ページ順で紹介していきます。ただし淡水魚だけです。

表紙

  • 創刊号の表紙は黄色で赤銅色のベタの雄の写真

魚を研究される皇太子

  • 許可か写真が発刊に間に合わなかったのか、遊紙に写真を手で貼っています。

グッピー一筋に十年間 平林たい子

  • 作家である平林たい子氏への訪問インタビューと写真。
    この後のフィッシュマガジンにも座談会形式で時々登場しています。

水族館めぐり1 上野動物園水族館
 質問形式になっている。
  年間の維持費は
  一番長生きは、又手数がかかるのは
  一番苦心なさることは
  特色は何ですか
  病気はどうですか

天然の個性を生かしたい 江戸家猫八

  • 落語家の江戸家猫八氏への訪問インタビューと写真。
    師匠は熱帯魚の他、自身で釣ったヘラブナ等も水槽で飼ったいました。

錦鯉300匹 武者小路実篤

  • 作家の武者小路実篤氏への訪問インタビューと写真。
    東京で庭の総面積1500坪、池だけで100坪余に新潟から品評会特等クラスの錦鯉
    70匹を自身の絵50枚と交換で取り寄せた。

魚の必要な栄養と餌 青江 弘

  • 蛋白質、脂肪、炭水化物、ビタミンについて2ページにわたり解説。

白点病の予防と新しい治療法 笠原正五郎

  • 執筆者は東京大学農学部
    白点病について繁殖法、予防、治療法について2ページを割いている。

 治療法として ※数値は省略
  1,ホルマリン
  2,醋酸と過酸化水素水 ※酢酸
  3,食塩
  4,過マンガン酸カリ
  5,塩酸キニーネ
  6,メチレンブルー
  7,マーキュロクローム
  8,硫酸銅
  9,アクロマイシン
  その他将来はサルファ剤の応用が考えられる

世界の珍奇魚 バシラコ・ニグリカンス 阿部宗明
 執筆者は東海区水産資源部主任 名はトキハル
 シーラカンスぐらい珍しい海水魚らしい。

金魚・錦鯉の病気と手当 別所充三
 2ページで説明。
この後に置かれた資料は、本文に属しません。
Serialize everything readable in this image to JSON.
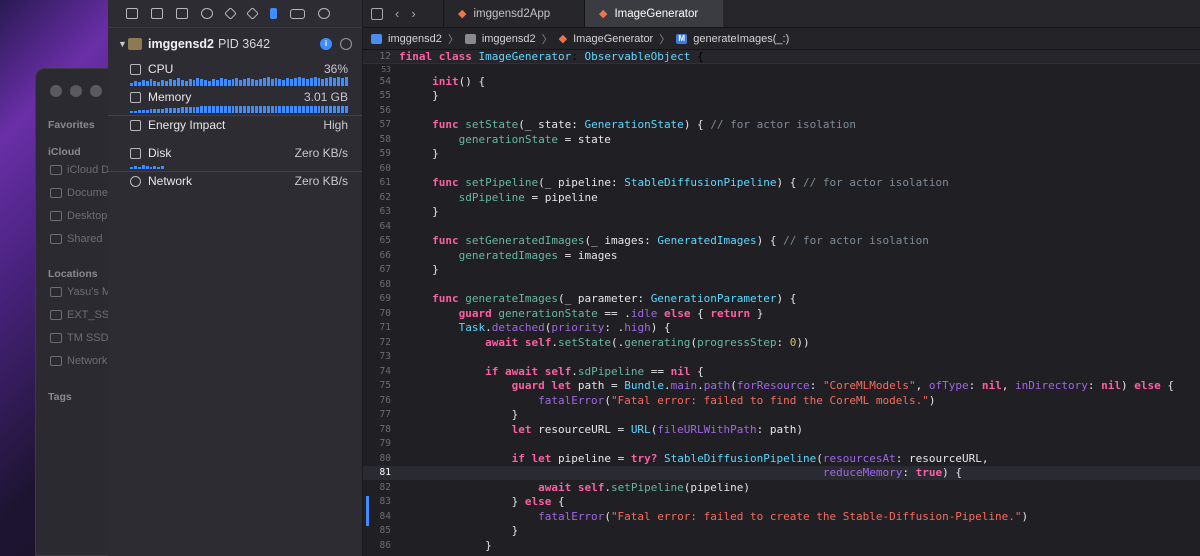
{
  "finder": {
    "sections": [
      {
        "label": "Favorites",
        "items": []
      },
      {
        "label": "iCloud",
        "items": [
          "iCloud D",
          "Docume",
          "Desktop",
          "Shared"
        ]
      },
      {
        "label": "Locations",
        "items": [
          "Yasu's M",
          "EXT_SS",
          "TM SSD",
          "Network"
        ]
      },
      {
        "label": "Tags",
        "items": []
      }
    ]
  },
  "activity": {
    "toolbar_icons": [
      "window-icon",
      "close-square-icon",
      "hierarchy-icon",
      "search-icon",
      "warning-icon",
      "diamond-icon",
      "thermometer-icon",
      "toggle-icon",
      "info-icon"
    ],
    "process": {
      "name": "imggensd2",
      "pid": "PID 3642"
    },
    "metrics": [
      {
        "label": "CPU",
        "value": "36%",
        "icon": "cpu-icon"
      },
      {
        "label": "Memory",
        "value": "3.01 GB",
        "icon": "memory-icon"
      },
      {
        "label": "Energy Impact",
        "value": "High",
        "icon": "bolt-icon"
      },
      {
        "label": "Disk",
        "value": "Zero KB/s",
        "icon": "disk-icon"
      },
      {
        "label": "Network",
        "value": "Zero KB/s",
        "icon": "globe-icon"
      }
    ]
  },
  "xcode": {
    "tabs": [
      {
        "label": "imggensd2App",
        "active": false
      },
      {
        "label": "ImageGenerator",
        "active": true
      }
    ],
    "breadcrumb": [
      "imggensd2",
      "imggensd2",
      "ImageGenerator",
      "generateImages(_:)"
    ],
    "sticky_header": {
      "line": "12",
      "code": "final class ImageGenerator: ObservableObject {"
    },
    "sticky_sub_line": "53",
    "lines": [
      {
        "n": "54",
        "html": "    <span class='k'>init</span>() {"
      },
      {
        "n": "55",
        "html": "    }"
      },
      {
        "n": "56",
        "html": ""
      },
      {
        "n": "57",
        "html": "    <span class='k'>func</span> <span class='f'>setState</span>(_ state: <span class='t'>GenerationState</span>) { <span class='c'>// for actor isolation</span>"
      },
      {
        "n": "58",
        "html": "        <span class='f'>generationState</span> = state"
      },
      {
        "n": "59",
        "html": "    }"
      },
      {
        "n": "60",
        "html": ""
      },
      {
        "n": "61",
        "html": "    <span class='k'>func</span> <span class='f'>setPipeline</span>(_ pipeline: <span class='t'>StableDiffusionPipeline</span>) { <span class='c'>// for actor isolation</span>"
      },
      {
        "n": "62",
        "html": "        <span class='f'>sdPipeline</span> = pipeline"
      },
      {
        "n": "63",
        "html": "    }"
      },
      {
        "n": "64",
        "html": ""
      },
      {
        "n": "65",
        "html": "    <span class='k'>func</span> <span class='f'>setGeneratedImages</span>(_ images: <span class='t'>GeneratedImages</span>) { <span class='c'>// for actor isolation</span>"
      },
      {
        "n": "66",
        "html": "        <span class='f'>generatedImages</span> = images"
      },
      {
        "n": "67",
        "html": "    }"
      },
      {
        "n": "68",
        "html": ""
      },
      {
        "n": "69",
        "html": "    <span class='k'>func</span> <span class='f'>generateImages</span>(_ parameter: <span class='t'>GenerationParameter</span>) {"
      },
      {
        "n": "70",
        "html": "        <span class='k'>guard</span> <span class='f'>generationState</span> == .<span class='p'>idle</span> <span class='k'>else</span> { <span class='k'>return</span> }"
      },
      {
        "n": "71",
        "html": "        <span class='t'>Task</span>.<span class='p'>detached</span>(<span class='p'>priority</span>: .<span class='p'>high</span>) {"
      },
      {
        "n": "72",
        "html": "            <span class='k'>await</span> <span class='k'>self</span>.<span class='f'>setState</span>(.<span class='f'>generating</span>(<span class='f'>progressStep</span>: <span class='n'>0</span>))"
      },
      {
        "n": "73",
        "html": ""
      },
      {
        "n": "74",
        "html": "            <span class='k'>if</span> <span class='k'>await</span> <span class='k'>self</span>.<span class='f'>sdPipeline</span> == <span class='k'>nil</span> {"
      },
      {
        "n": "75",
        "html": "                <span class='k'>guard</span> <span class='k'>let</span> path = <span class='t'>Bundle</span>.<span class='p'>main</span>.<span class='p'>path</span>(<span class='p'>forResource</span>: <span class='s'>\"CoreMLModels\"</span>, <span class='p'>ofType</span>: <span class='k'>nil</span>, <span class='p'>inDirectory</span>: <span class='k'>nil</span>) <span class='k'>else</span> {"
      },
      {
        "n": "76",
        "html": "                    <span class='p'>fatalError</span>(<span class='s'>\"Fatal error: failed to find the CoreML models.\"</span>)"
      },
      {
        "n": "77",
        "html": "                }"
      },
      {
        "n": "78",
        "html": "                <span class='k'>let</span> resourceURL = <span class='t'>URL</span>(<span class='p'>fileURLWithPath</span>: path)"
      },
      {
        "n": "79",
        "html": ""
      },
      {
        "n": "80",
        "html": "                <span class='k'>if</span> <span class='k'>let</span> pipeline = <span class='k'>try?</span> <span class='t'>StableDiffusionPipeline</span>(<span class='p'>resourcesAt</span>: resourceURL,"
      },
      {
        "n": "81",
        "html": "                                                               <span class='p'>reduceMemory</span>: <span class='k'>true</span>) {",
        "current": true
      },
      {
        "n": "82",
        "html": "                    <span class='k'>await</span> <span class='k'>self</span>.<span class='f'>setPipeline</span>(pipeline)"
      },
      {
        "n": "83",
        "html": "                } <span class='k'>else</span> {"
      },
      {
        "n": "84",
        "html": "                    <span class='p'>fatalError</span>(<span class='s'>\"Fatal error: failed to create the Stable-Diffusion-Pipeline.\"</span>)"
      },
      {
        "n": "85",
        "html": "                }"
      },
      {
        "n": "86",
        "html": "            }"
      }
    ]
  }
}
各々症状と手当が書いてある。
 皮膚病
  1,皮膚に白いものがつく
   イ,白点病
   ロ,白雲病
   ハ,水棲菌病
   ニ,泥かぶり病
   ホ,鱗立病
   ヘ,赤斑病
   ト,疱瘡病

 鰓病
  イ,鰓ぐされ病
  ロ,吸虫類寄生

 害虫
  イ,魚じらみ
  ロ,イカリ虫

 その他
  イ,腹水病
  ロ,ガス病
  ハ,うき袋病

グッピーの優良品種はこうして作ろう 鈴木清吉
 4ページの解説
 品種説明

  • 普通種、スペード、ポィンテッド(尾が細く、尾の先端がいくぶん上方にとがったもの)、ソードティル(テール 当時はトップとボトムを分けていないようだ)

    ダブルソード(ライアテールから発達したものと解説)、ラィアティル(ライアテール)、レース、ゴールデン、タキシード、タイガー

    ベールテイル(ベールテール ポール・ハーネルによって作成され改良が重ねられた。デルタ・グッピーは特に尾の開いた優良なもの)

 器具、水槽
 親魚の入手、購入

  • 良い親魚から悪い仔魚がとれても、悪い親魚から良い魚が得られることは少ない。
    ベールテール種の場合、赤を地色とするときは、明るい色彩を選ぶ。
    雌は俗な言い方をすると、気品のある雌がよい。

 餌料
 繁殖
 仔魚の育て方
 種親の育成と選択
 新品種の育成

放射線で魚の品種改良 東京農大

  • 東京農業大学育種学研究所の多紀先生と書いてあるので、熱帯魚の飼育本も執筆している多紀保彦氏のことだと思う。

    ちょっと恐い話だが、最初の目的は「赤い縞のあるエンゼルをつくろう」といことだったが、生まれる子は奇形が多く、縞の数が多いぐらいであった。
    照射角度を変えての実験が必要になるらしい。

魚紳士録 1,ケツギョ 木村 重

  • 後に緑書房から2度にわたり出版された同名の書「魚紳士録」はフィッシュマガジンの創刊号から連載が始まっていました。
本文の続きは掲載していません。